We think that in the past what people did, as a job, has been determined based on terrain, climate they have lived in and what kind of resources they had at their disposal - those were their most important market conditions. If terrain and climate ware suitable for some plants, they were probably planting those plants. If terrain was near a sea with plenty of fish, they were probably mostly fishing.

If you are mostly fishing will you develop different kind of skills than people that are mostly in agriculture? Do people who are fishing every day have to live differently than those who are taking care of their plants? Will they have different gods to whom they will bring sacrifice? Will they develop different kind of skills to protect what they are doing (their way of life)?

And if we transfer that logic in today’s Europe, what that means is that if we want to succeed in digital economy we have to change market conditions in Europe and enable startups to grow.

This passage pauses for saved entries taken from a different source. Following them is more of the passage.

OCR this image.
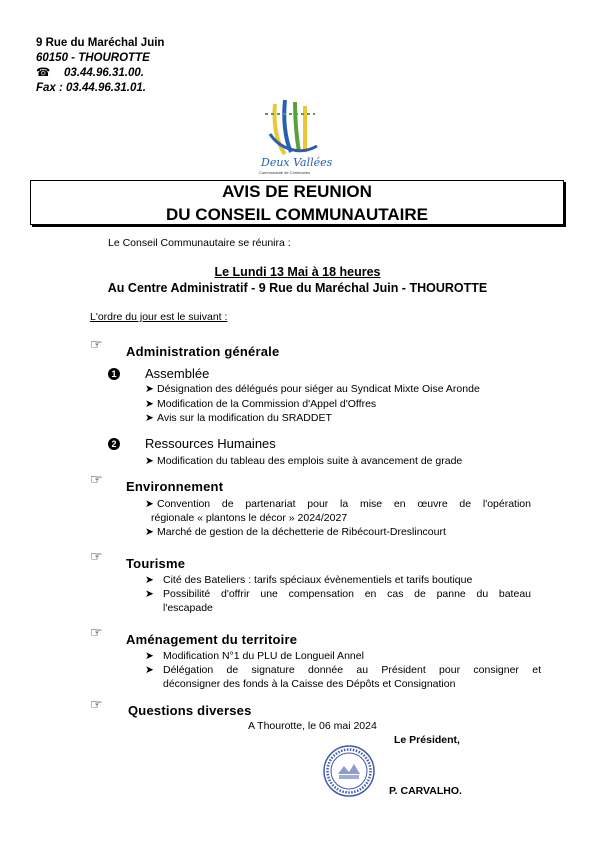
9 Rue du Maréchal Juin
60150 - THOUROTTE
☎ 03.44.96.31.00.
Fax : 03.44.96.31.01.
Deux Vallées
Communauté de Communes
AVIS DE REUNION
DU CONSEIL COMMUNAUTAIRE
Le Conseil Communautaire se réunira :
Le Lundi 13 Mai à 18 heures
Au Centre Administratif - 9 Rue du Maréchal Juin - THOUROTTE
L'ordre du jour est le suivant :
☞ Administration générale
1 Assemblée
➤ Désignation des délégués pour siéger au Syndicat Mixte Oise Aronde
➤ Modification de la Commission d'Appel d'Offres
➤ Avis sur la modification du SRADDET
2 Ressources Humaines
➤ Modification du tableau des emplois suite à avancement de grade
☞ Environnement
➤ Convention de partenariat pour la mise en œuvre de l'opération
régionale « plantons le décor » 2024/2027
➤ Marché de gestion de la déchetterie de Ribécourt-Dreslincourt
☞ Tourisme
➤ Cité des Bateliers : tarifs spéciaux évènementiels et tarifs boutique
➤ Possibilité d'offrir une compensation en cas de panne du bateau
l'escapade
☞ Aménagement du territoire
➤ Modification N°1 du PLU de Longueil Annel
➤ Délégation de signature donnée au Président pour consigner et
déconsigner des fonds à la Caisse des Dépôts et Consignation
☞ Questions diverses
A Thourotte, le 06 mai 2024
Le Président,
P. CARVALHO.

But, which market conditions?

EU as a single market exist only on a paper

It is fragmented by borders and borders are, for this discussion, most crucial market condition. And borders are not just landmarks but taxes, regulations and legislations inside of those landmarks.

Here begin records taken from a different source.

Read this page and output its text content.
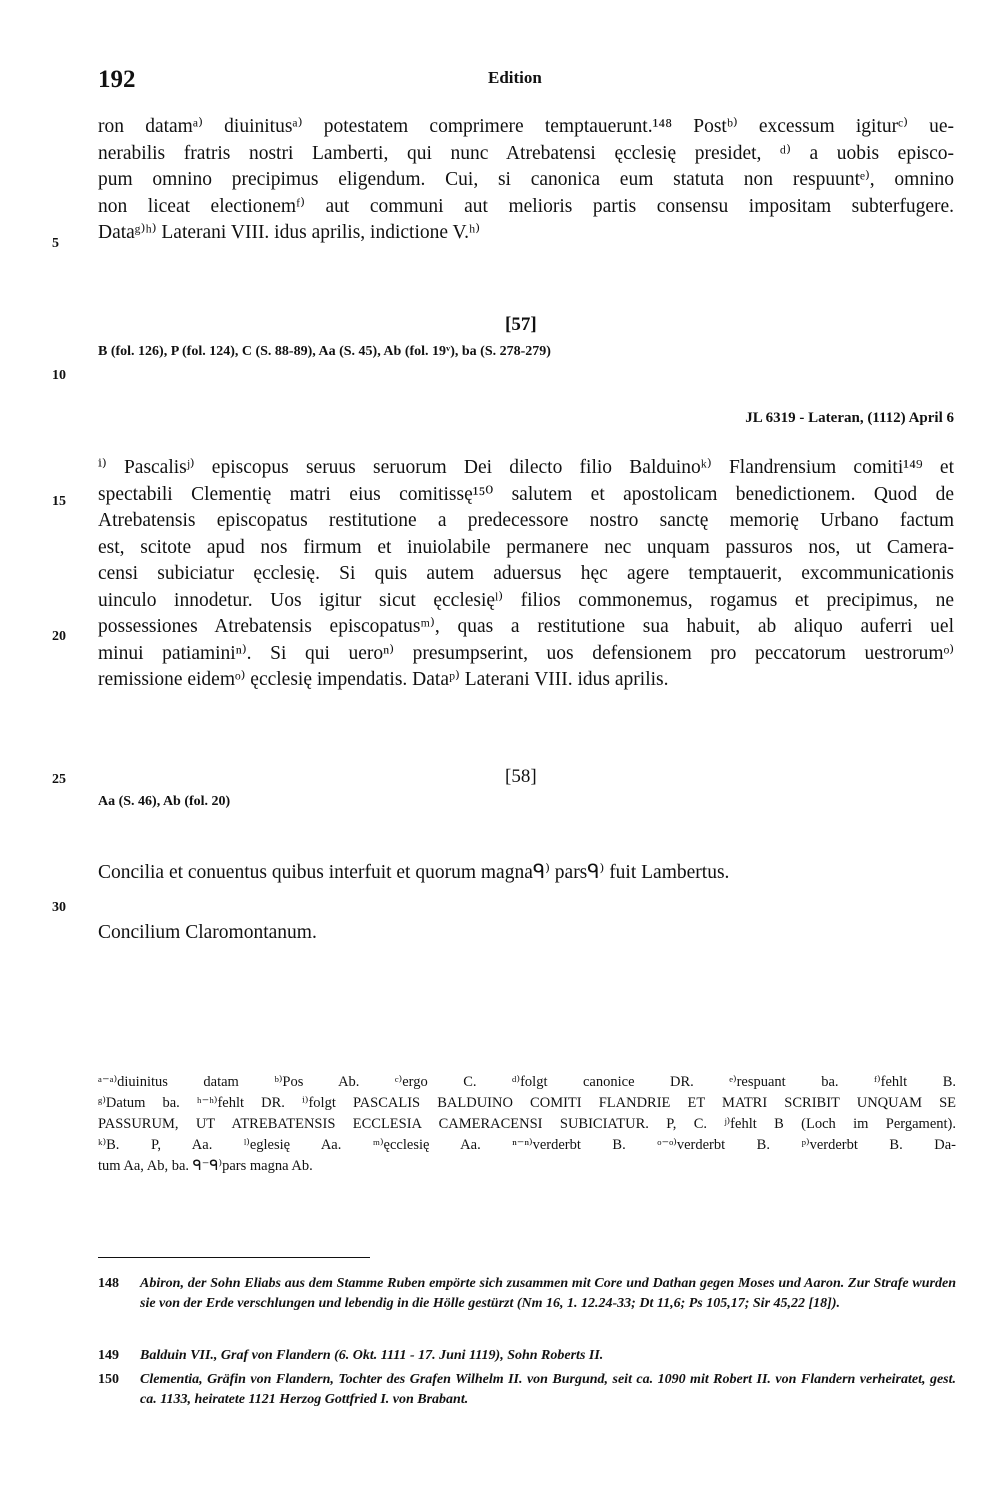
192	Edition
5
10
15
20
25
30
ron datamᵃ⁾ diuinitusᵃ⁾ potestatem comprimere temptauerunt.¹⁴⁸ Postᵇ⁾ excessum igiturᶜ⁾ ue-
nerabilis fratris nostri Lamberti, qui nunc Atrebatensi ęcclesię presidet, ᵈ⁾ a uobis episco-
pum omnino precipimus eligendum. Cui, si canonica eum statuta non respuuntᵉ⁾, omnino
non liceat electionemᶠ⁾ aut communi aut melioris partis consensu impositam subterfugere.
Dataᵍ⁾ʰ⁾ Laterani VIII. idus aprilis, indictione V.ʰ⁾
[57]
B (fol. 126), P (fol. 124), C (S. 88-89), Aa (S. 45), Ab (fol. 19ᵛ), ba (S. 278-279)
JL 6319 - Lateran, (1112) April 6
ⁱ⁾ Pascalisʲ⁾ episcopus seruus seruorum Dei dilecto filio Balduinoᵏ⁾ Flandrensium comiti¹⁴⁹ et
spectabili Clementię matri eius comitissę¹⁵⁰ salutem et apostolicam benedictionem. Quod de
Atrebatensis episcopatus restitutione a predecessore nostro sanctę memorię Urbano factum
est, scitote apud nos firmum et inuiolabile permanere nec unquam passuros nos, ut Camera-
censi subiciatur ęcclesię. Si quis autem aduersus hęc agere temptauerit, excommunicationis
uinculo innodetur. Uos igitur sicut ęcclesięˡ⁾ filios commonemus, rogamus et precipimus, ne
possessiones Atrebatensis episcopatusᵐ⁾, quas a restitutione sua habuit, ab aliquo auferri uel
minui patiaminiⁿ⁾. Si qui ueroⁿ⁾ presumpserint, uos defensionem pro peccatorum uestrorumᵒ⁾
remissione eidemᵒ⁾ ęcclesię impendatis. Dataᵖ⁾ Laterani VIII. idus aprilis.
[58]
Aa (S. 46), Ab (fol. 20)
Concilia et conuentus quibus interfuit et quorum magnaᑫ⁾ parsᑫ⁾ fuit Lambertus.
Concilium Claromontanum.
ᵃ⁻ᵃ⁾diuinitus datam ᵇ⁾Pos Ab. ᶜ⁾ergo C. ᵈ⁾folgt canonice DR. ᵉ⁾respuant ba. ᶠ⁾fehlt B.
ᵍ⁾Datum ba. ʰ⁻ʰ⁾fehlt DR. ⁱ⁾folgt PASCALIS BALDUINO COMITI FLANDRIE ET MATRI SCRIBIT UNQUAM SE
PASSURUM, UT ATREBATENSIS ECCLESIA CAMERACENSI SUBICIATUR. P, C. ʲ⁾fehlt B (Loch im Pergament).
ᵏ⁾B. P, Aa. ˡ⁾eglesię Aa. ᵐ⁾ęcclesię Aa. ⁿ⁻ⁿ⁾verderbt B. ᵒ⁻ᵒ⁾verderbt B. ᵖ⁾verderbt B. Da-
tum Aa, Ab, ba. ᑫ⁻ᑫ⁾pars magna Ab.
148 Abiron, der Sohn Eliabs aus dem Stamme Ruben empörte sich zusammen mit Core und Dathan gegen Moses und Aaron. Zur Strafe wurden sie von der Erde verschlungen und lebendig in die Hölle gestürzt (Nm 16, 1. 12.24-33; Dt 11,6; Ps 105,17; Sir 45,22 [18]).
149 Balduin VII., Graf von Flandern (6. Okt. 1111 - 17. Juni 1119), Sohn Roberts II.
150 Clementia, Gräfin von Flandern, Tochter des Grafen Wilhelm II. von Burgund, seit ca. 1090 mit Robert II. von Flandern verheiratet, gest. ca. 1133, heiratete 1121 Herzog Gottfried I. von Brabant.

Borders are formed to protect. To protect people of some country but also their businesses. What that means is if that business is protected from competition why should they invest in innovations? Borders protect businesses from innovations.

So in the EU most efficient way for businesses to preserve their way of life is to protect status quo.

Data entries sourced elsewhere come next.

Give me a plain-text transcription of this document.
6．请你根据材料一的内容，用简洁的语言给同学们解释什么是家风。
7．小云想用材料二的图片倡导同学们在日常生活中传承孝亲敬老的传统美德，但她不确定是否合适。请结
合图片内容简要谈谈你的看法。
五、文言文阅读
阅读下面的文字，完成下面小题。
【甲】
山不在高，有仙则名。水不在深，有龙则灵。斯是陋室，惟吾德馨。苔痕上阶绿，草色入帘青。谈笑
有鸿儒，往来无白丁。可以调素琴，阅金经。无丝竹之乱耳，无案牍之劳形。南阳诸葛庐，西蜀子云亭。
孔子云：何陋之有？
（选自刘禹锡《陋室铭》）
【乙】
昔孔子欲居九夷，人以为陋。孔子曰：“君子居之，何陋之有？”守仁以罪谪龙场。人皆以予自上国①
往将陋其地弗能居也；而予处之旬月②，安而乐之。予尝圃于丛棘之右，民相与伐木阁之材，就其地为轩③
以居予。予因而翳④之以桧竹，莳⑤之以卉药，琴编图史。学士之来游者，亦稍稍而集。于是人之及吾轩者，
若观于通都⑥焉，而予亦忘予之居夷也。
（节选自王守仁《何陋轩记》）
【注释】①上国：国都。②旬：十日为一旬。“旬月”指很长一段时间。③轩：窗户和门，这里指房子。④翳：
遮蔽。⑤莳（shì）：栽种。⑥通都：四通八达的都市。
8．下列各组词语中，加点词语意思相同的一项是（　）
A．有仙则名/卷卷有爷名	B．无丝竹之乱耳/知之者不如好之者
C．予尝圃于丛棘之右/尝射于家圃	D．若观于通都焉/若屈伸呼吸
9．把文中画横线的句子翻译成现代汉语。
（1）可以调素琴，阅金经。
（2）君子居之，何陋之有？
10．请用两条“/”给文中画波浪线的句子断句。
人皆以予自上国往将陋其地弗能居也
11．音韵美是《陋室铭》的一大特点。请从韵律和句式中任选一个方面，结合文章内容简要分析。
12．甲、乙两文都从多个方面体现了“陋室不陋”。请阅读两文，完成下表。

What EU needs to develop a culture of innovations?

If you want to develop a market which will nourish innovations, you need to allow element of surprise/unknown/unexpected on the market.

“The oldest and strongest emotion of mankind is fear, and the oldest and strongest kind of fear is fear of the unknown”

H.P. Lovecraft, Supernatural Horror in Literature

The best definition of a startup which I have ever heard is “company to whom you can’t predict growth”. And because of that they can produce unexpected competition and unexpected results.

“Competition is not only the basis of protection to the consumer, but is the incentive to progress.”

Herbert Hoover

Would Google happen if Microsoft could have predicted it?

Or would Facebook happen if Google could have predicted it?

Only drastic increase of competition in Europe will increase the need for innovations and create demand for startups.

Europe under this market conditions doesn’t want innovations and it doesn’t need startups.

Future of Europe

Even though the EU has bigger GDP than the US, that will soon change. With further rise of digital economy, the US and Asia will continue to grow while EU will stagnate and eventually again enter recession.

What is even more frightening is that EU with policies like GDPR and potentially new Copyright regulations, which are developed to slow down some of the biggest internet companies, is killing EU startups and development of big data technologies in the EU. And the funniest thing is, only the biggest internet companies will have money and resources to adapt to those new regulations. So EU is now building borders which will again slow down innovations in Europe.

And that won’t help anybody long-term, because as we already saw, the biggest EU corporates are already stagnating and it is just a matter of time when they will be acquired (or overrun) by their competitors from abroad.